Second, rebalance energy transition to make it rapid but fair. Current ETS schemes and emission reduction plans have been invalidated in the short term by the realities of war. However, the same war brought home the need to become low-carbon in the mid-term. The discussions on renewable and atomic energy projects are ongoing but the potential for energy blackmail by Russia has sped it up. Both the European Council and the member states should instruct the Commission to work on solutions that protect the vulnerable and less powerful, including increasing the Just Transition Fund. New taxonomic consensus should also reflect not only the needs of big businesses but political and social risks involved with competitive burdens placed on the weaker states and segments of society. Discussions on energy union should also explore possibilities for creating a social “floor” and a de facto social union within the EU (by EU responsibility for standards and provision).

Third, make Parliament and Commission the balancer for the weak. This has sometimes been stated as an intention and the Ukrainian war is an opportunity to see it in action. From refugee relief, through food crisis efforts, up to enforcement of fair competition with global giants, there is plenty of space to showcase that. The European Marshall Plan for Ukraine would be one of the biggest early tests of the persuasiveness of EU institutions in dialogue with “frugal” Northern member states.

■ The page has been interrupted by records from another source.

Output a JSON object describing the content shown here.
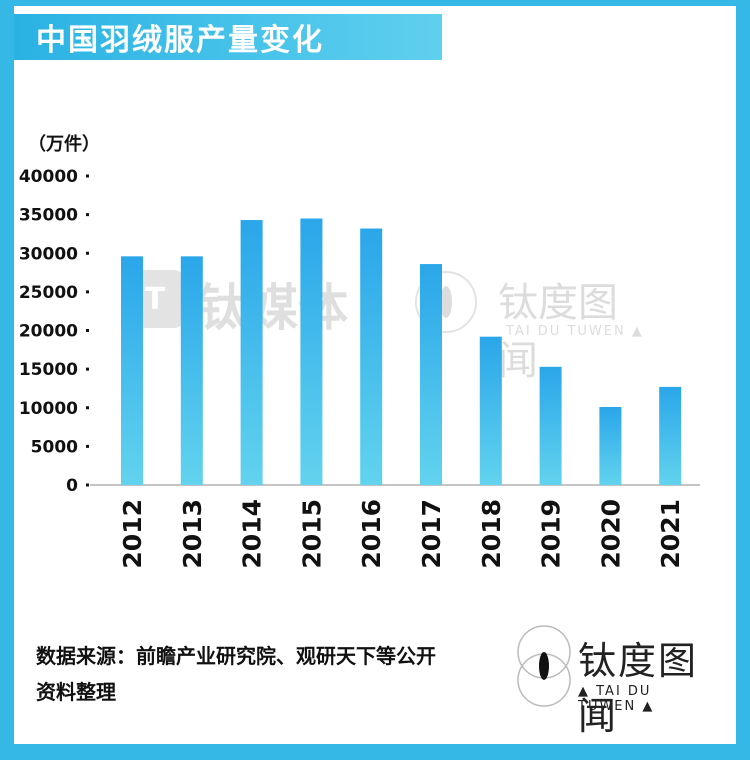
{
  "title": "中国羽绒服产量变化",
  "unit_label": "（万件）",
  "source": {
    "line1": "数据来源：前瞻产业研究院、观研天下等公开",
    "line2": "资料整理"
  },
  "logo": {
    "cn": "钛度图闻",
    "en": "▲ TAI DU TUWEN ▲"
  },
  "watermarks": {
    "left_icon": "T",
    "left_text": "钛媒体",
    "right_text": "钛度图闻",
    "right_en": "TAI DU TUWEN ▲"
  },
  "colors": {
    "frame": "#35b8e6",
    "bar_top": "#2aa6ea",
    "bar_bottom": "#62d3ee"
  },
  "chart_data": {
    "type": "bar",
    "categories": [
      "2012",
      "2013",
      "2014",
      "2015",
      "2016",
      "2017",
      "2018",
      "2019",
      "2020",
      "2021"
    ],
    "values": [
      29600,
      29600,
      34300,
      34500,
      33200,
      28600,
      19200,
      15300,
      10100,
      12700
    ],
    "ylabel": "（万件）",
    "ylim": [
      0,
      40000
    ],
    "yticks": [
      0,
      5000,
      10000,
      15000,
      20000,
      25000,
      30000,
      35000,
      40000
    ],
    "grid": false,
    "legend": "none"
  }
}
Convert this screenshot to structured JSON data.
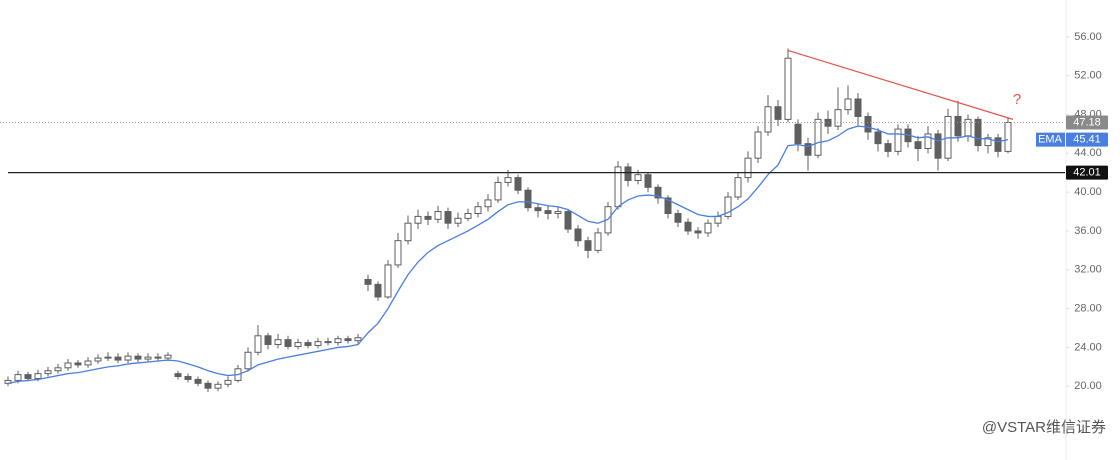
{
  "chart_data": {
    "type": "candlestick",
    "open": [
      20.3,
      20.6,
      21.2,
      20.8,
      21.3,
      21.6,
      21.9,
      22.4,
      22.2,
      22.6,
      22.9,
      23.0,
      22.7,
      23.1,
      22.8,
      23.0,
      22.9,
      21.3,
      21.0,
      20.7,
      20.3,
      19.8,
      20.2,
      20.6,
      21.8,
      23.5,
      25.2,
      24.3,
      24.8,
      24.1,
      24.5,
      24.2,
      24.6,
      24.5,
      24.9,
      24.7,
      31.0,
      30.5,
      29.2,
      32.5,
      35.0,
      36.8,
      37.5,
      37.2,
      38.0,
      36.8,
      37.3,
      37.8,
      38.5,
      39.2,
      41.0,
      41.5,
      40.2,
      38.4,
      38.1,
      37.8,
      38.0,
      36.2,
      35.0,
      34.0,
      35.8,
      38.5,
      42.6,
      41.2,
      41.8,
      40.5,
      39.4,
      37.8,
      36.9,
      36.0,
      35.8,
      36.8,
      37.5,
      39.5,
      41.5,
      43.5,
      46.2,
      48.8,
      47.5,
      47.0,
      45.0,
      43.8,
      47.5,
      46.8,
      48.5,
      49.6,
      47.8,
      46.2,
      45.0,
      44.2,
      46.5,
      45.2,
      44.5,
      46.0,
      43.5,
      47.8,
      45.8,
      47.5,
      44.8,
      45.6,
      44.2
    ],
    "high": [
      21.0,
      21.6,
      21.5,
      21.7,
      22.0,
      22.3,
      22.8,
      22.7,
      23.0,
      23.3,
      23.5,
      23.4,
      23.5,
      23.4,
      23.4,
      23.4,
      23.5,
      21.6,
      21.3,
      21.0,
      20.6,
      20.5,
      21.0,
      22.2,
      24.0,
      26.3,
      25.5,
      25.4,
      25.2,
      24.9,
      24.8,
      25.0,
      25.0,
      25.2,
      25.2,
      25.4,
      31.5,
      30.8,
      33.0,
      35.8,
      37.6,
      38.2,
      38.0,
      38.6,
      38.4,
      37.9,
      38.3,
      39.0,
      39.8,
      41.6,
      42.3,
      41.8,
      40.5,
      38.8,
      38.6,
      38.5,
      38.2,
      36.6,
      35.4,
      36.3,
      39.0,
      43.2,
      43.0,
      42.3,
      42.0,
      40.8,
      39.7,
      38.2,
      37.3,
      36.4,
      37.2,
      38.0,
      40.0,
      42.0,
      44.2,
      46.8,
      50.0,
      49.5,
      54.8,
      47.5,
      45.6,
      48.2,
      48.4,
      50.8,
      51.0,
      50.2,
      48.2,
      46.6,
      45.4,
      47.0,
      47.0,
      45.8,
      46.8,
      46.4,
      48.6,
      49.4,
      48.0,
      47.8,
      46.0,
      46.0,
      47.6
    ],
    "low": [
      20.0,
      20.3,
      20.5,
      20.5,
      21.0,
      21.3,
      21.6,
      21.9,
      21.9,
      22.3,
      22.6,
      22.4,
      22.4,
      22.5,
      22.5,
      22.6,
      22.6,
      20.7,
      20.4,
      20.0,
      19.4,
      19.5,
      19.9,
      20.4,
      21.5,
      23.2,
      23.8,
      23.9,
      23.8,
      23.8,
      23.9,
      23.9,
      24.2,
      24.2,
      24.4,
      24.4,
      29.8,
      28.8,
      29.0,
      32.2,
      34.6,
      36.2,
      36.6,
      36.8,
      36.2,
      36.4,
      37.0,
      37.4,
      38.0,
      38.9,
      40.6,
      39.8,
      38.0,
      37.4,
      37.2,
      37.3,
      35.8,
      34.4,
      33.2,
      33.7,
      35.5,
      38.2,
      40.6,
      40.8,
      40.0,
      38.8,
      37.3,
      36.4,
      35.6,
      35.2,
      35.4,
      36.4,
      37.2,
      39.2,
      41.0,
      43.0,
      45.8,
      46.8,
      47.2,
      44.2,
      42.2,
      43.5,
      46.0,
      46.4,
      48.0,
      46.8,
      45.4,
      44.2,
      43.6,
      43.8,
      44.6,
      43.2,
      44.0,
      42.2,
      43.2,
      45.2,
      45.2,
      44.2,
      44.0,
      43.6,
      44.0
    ],
    "close": [
      20.6,
      21.2,
      20.8,
      21.3,
      21.6,
      21.9,
      22.4,
      22.2,
      22.6,
      22.9,
      23.0,
      22.7,
      23.1,
      22.8,
      23.0,
      22.9,
      23.2,
      21.0,
      20.7,
      20.3,
      19.8,
      20.2,
      20.6,
      21.8,
      23.5,
      25.2,
      24.3,
      24.8,
      24.1,
      24.5,
      24.2,
      24.6,
      24.5,
      24.9,
      24.7,
      25.0,
      30.5,
      29.2,
      32.5,
      35.0,
      36.8,
      37.5,
      37.2,
      38.0,
      36.8,
      37.3,
      37.8,
      38.5,
      39.2,
      41.0,
      41.5,
      40.2,
      38.4,
      38.1,
      37.8,
      38.0,
      36.2,
      35.0,
      34.0,
      35.8,
      38.5,
      42.6,
      41.2,
      41.8,
      40.5,
      39.4,
      37.8,
      36.9,
      36.0,
      35.8,
      36.8,
      37.5,
      39.5,
      41.5,
      43.5,
      46.2,
      48.8,
      47.5,
      53.8,
      45.0,
      43.8,
      47.5,
      46.8,
      48.5,
      49.6,
      47.8,
      46.2,
      45.0,
      44.2,
      46.5,
      45.2,
      44.5,
      46.0,
      43.5,
      47.8,
      45.8,
      47.5,
      44.8,
      45.6,
      44.2,
      47.18
    ],
    "ema": [
      20.3,
      20.5,
      20.6,
      20.7,
      20.9,
      21.1,
      21.3,
      21.4,
      21.6,
      21.8,
      22.0,
      22.1,
      22.3,
      22.4,
      22.5,
      22.6,
      22.7,
      22.6,
      22.3,
      22.0,
      21.6,
      21.3,
      21.1,
      21.2,
      21.6,
      22.2,
      22.5,
      22.8,
      23.0,
      23.2,
      23.4,
      23.6,
      23.8,
      24.0,
      24.1,
      24.3,
      25.5,
      26.5,
      28.0,
      29.8,
      31.5,
      32.8,
      33.8,
      34.5,
      35.0,
      35.5,
      36.0,
      36.6,
      37.2,
      38.0,
      38.7,
      39.0,
      39.0,
      38.8,
      38.6,
      38.5,
      38.2,
      37.6,
      37.0,
      36.8,
      37.2,
      38.5,
      39.2,
      39.6,
      39.7,
      39.6,
      39.2,
      38.7,
      38.2,
      37.7,
      37.5,
      37.5,
      37.9,
      38.5,
      39.3,
      40.5,
      41.8,
      42.8,
      44.8,
      44.9,
      44.7,
      45.1,
      45.3,
      45.8,
      46.5,
      46.8,
      46.7,
      46.4,
      46.0,
      46.0,
      45.9,
      45.6,
      45.7,
      45.3,
      45.6,
      45.6,
      45.8,
      45.5,
      45.5,
      45.2,
      45.41
    ],
    "up_color": "#ffffff",
    "down_color": "#5f5f5f",
    "ema_color": "#4a7fe0",
    "ylim": [
      12.4,
      59.8
    ],
    "yticks": [
      {
        "value": 20,
        "label": "20.00"
      },
      {
        "value": 24,
        "label": "24.00"
      },
      {
        "value": 28,
        "label": "28.00"
      },
      {
        "value": 32,
        "label": "32.00"
      },
      {
        "value": 36,
        "label": "36.00"
      },
      {
        "value": 40,
        "label": "40.00"
      },
      {
        "value": 44,
        "label": "44.00"
      },
      {
        "value": 48,
        "label": "48.00"
      },
      {
        "value": 52,
        "label": "52.00"
      },
      {
        "value": 56,
        "label": "56.00"
      }
    ],
    "last_price": 47.18,
    "ema_label": "EMA",
    "ema_last": 45.41,
    "level": 42.01,
    "trendline": {
      "start": [
        78,
        54.6
      ],
      "end": [
        100.5,
        47.5
      ],
      "color": "#e5534b"
    },
    "annotation": "?",
    "watermark": "@VSTAR维信证券"
  }
}
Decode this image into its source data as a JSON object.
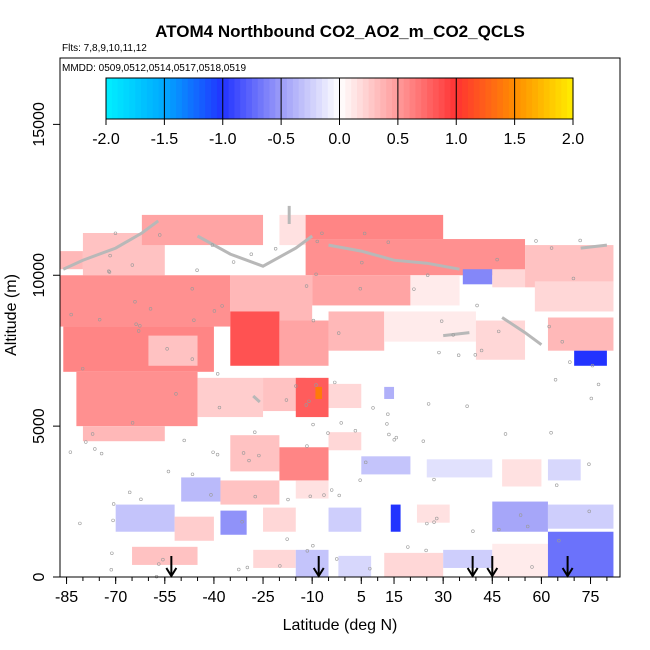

Fourth, plan for the onshoring of supply chains within the EU. Globalisation cannot be rolled back, but economic calculus must account for heightened political risks as well as environmental responsibilities. This is why relocating supply chains to within the EU must be incentivised as much as possible. This would give Europe resilience and bargaining power— at the expense of some international competitiveness. It would, however, create such close codependencies within the union that economic and social cohesion would increase overtime. Today, German car manufacturers could not withstand blackmail from their joint-venture partners from other continents. But a unified and largely self-sufficient European sector with close to half a billion affluent consumers could withstand almost anything. This, however, can only happen in a new win-win settlement between member states.

The war in Ukraine can become a small European reset that will begin the continent’s redefinition and revival. The future of the European project might be shaped right now.


Krzysztof Mroczkowski is the leader of the civic association Europe, a Patient.